For clients without in-house inspection capability, full-service API 653 inspection combining on-site physical inspection with complete engineering report preparation is also available for tanks in Alberta.

FAQs

Does API 653 apply to all above-ground storage tanks?

API 653 applies to tanks that were originally built to API 650, API 620, or API 12C, and that store petroleum, petroleum products, or other liquid products. It does not apply to pressure vessels, fired equipment, or tanks not designed to the API tank standards. Some jurisdictions have regulatory requirements that mandate API 653 inspection for certain tank categories.

Can the internal inspection interval be extended beyond 20 years?

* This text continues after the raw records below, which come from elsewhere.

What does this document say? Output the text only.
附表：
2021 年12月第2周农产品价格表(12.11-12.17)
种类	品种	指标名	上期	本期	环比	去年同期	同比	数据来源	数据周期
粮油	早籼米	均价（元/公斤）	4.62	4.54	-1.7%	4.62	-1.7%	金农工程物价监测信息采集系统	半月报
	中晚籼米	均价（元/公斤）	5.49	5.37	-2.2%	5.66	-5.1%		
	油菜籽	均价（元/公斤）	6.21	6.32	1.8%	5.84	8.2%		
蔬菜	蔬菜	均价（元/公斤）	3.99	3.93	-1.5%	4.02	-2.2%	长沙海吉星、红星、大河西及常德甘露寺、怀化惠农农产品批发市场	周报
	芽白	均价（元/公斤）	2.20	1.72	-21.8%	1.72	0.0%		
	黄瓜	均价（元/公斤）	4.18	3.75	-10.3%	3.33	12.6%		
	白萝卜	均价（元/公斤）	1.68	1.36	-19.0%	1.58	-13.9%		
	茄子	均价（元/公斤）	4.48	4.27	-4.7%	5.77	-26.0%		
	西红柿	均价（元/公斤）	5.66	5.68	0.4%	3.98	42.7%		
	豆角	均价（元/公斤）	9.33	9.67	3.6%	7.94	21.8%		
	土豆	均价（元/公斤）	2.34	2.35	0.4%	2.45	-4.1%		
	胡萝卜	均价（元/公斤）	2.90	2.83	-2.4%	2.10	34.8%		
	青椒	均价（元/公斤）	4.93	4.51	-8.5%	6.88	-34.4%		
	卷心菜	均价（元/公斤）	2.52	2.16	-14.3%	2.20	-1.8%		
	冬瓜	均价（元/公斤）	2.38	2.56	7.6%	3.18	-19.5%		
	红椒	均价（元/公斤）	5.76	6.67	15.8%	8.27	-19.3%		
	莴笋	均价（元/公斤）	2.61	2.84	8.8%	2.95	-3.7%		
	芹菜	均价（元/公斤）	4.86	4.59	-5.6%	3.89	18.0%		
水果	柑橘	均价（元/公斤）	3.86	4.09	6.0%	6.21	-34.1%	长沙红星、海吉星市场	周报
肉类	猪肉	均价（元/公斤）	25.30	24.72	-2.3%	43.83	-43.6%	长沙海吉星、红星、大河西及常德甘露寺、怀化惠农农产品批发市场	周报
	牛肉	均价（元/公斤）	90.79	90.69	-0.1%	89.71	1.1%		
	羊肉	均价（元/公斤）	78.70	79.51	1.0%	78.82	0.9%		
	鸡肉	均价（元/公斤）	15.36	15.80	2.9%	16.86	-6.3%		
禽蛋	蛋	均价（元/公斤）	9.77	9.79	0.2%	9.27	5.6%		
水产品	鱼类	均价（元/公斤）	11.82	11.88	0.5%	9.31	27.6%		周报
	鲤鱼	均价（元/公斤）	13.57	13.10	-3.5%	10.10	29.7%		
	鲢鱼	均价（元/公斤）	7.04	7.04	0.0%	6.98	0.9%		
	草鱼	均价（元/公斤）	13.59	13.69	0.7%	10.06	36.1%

Under the RBI provisions of API 653 Section 6.5 and API 581, internal inspection intervals can be extended beyond the prescriptive limits when a formal risk-based inspection assessment demonstrates that the probability of failure and the consequence of failure justify the extension. The RBI assessment must be conducted by qualified personnel and the extension must be documented. Without RBI, the prescriptive limits apply.

Who can perform API 653 inspection?

API 653 requires that inspection activities be performed by or under the direct supervision of an API 653 Authorized Inspector, an individual who holds the API 653 Inspector Certification issued by the American Petroleum Institute. The certification requires passing a proctored examination covering API 653 and related standards, plus experience in above-ground storage tank inspection.

Are tank inspection records required to be retained?

Yes. API 653 requires that inspection records be maintained for the life of the tank. Records must include thickness measurements, inspection findings, fitness-for-service assessments, repair records, and interval calculations. These records form the historical baseline for future inspections and are required for determining corrosion rates and setting subsequent inspection intervals.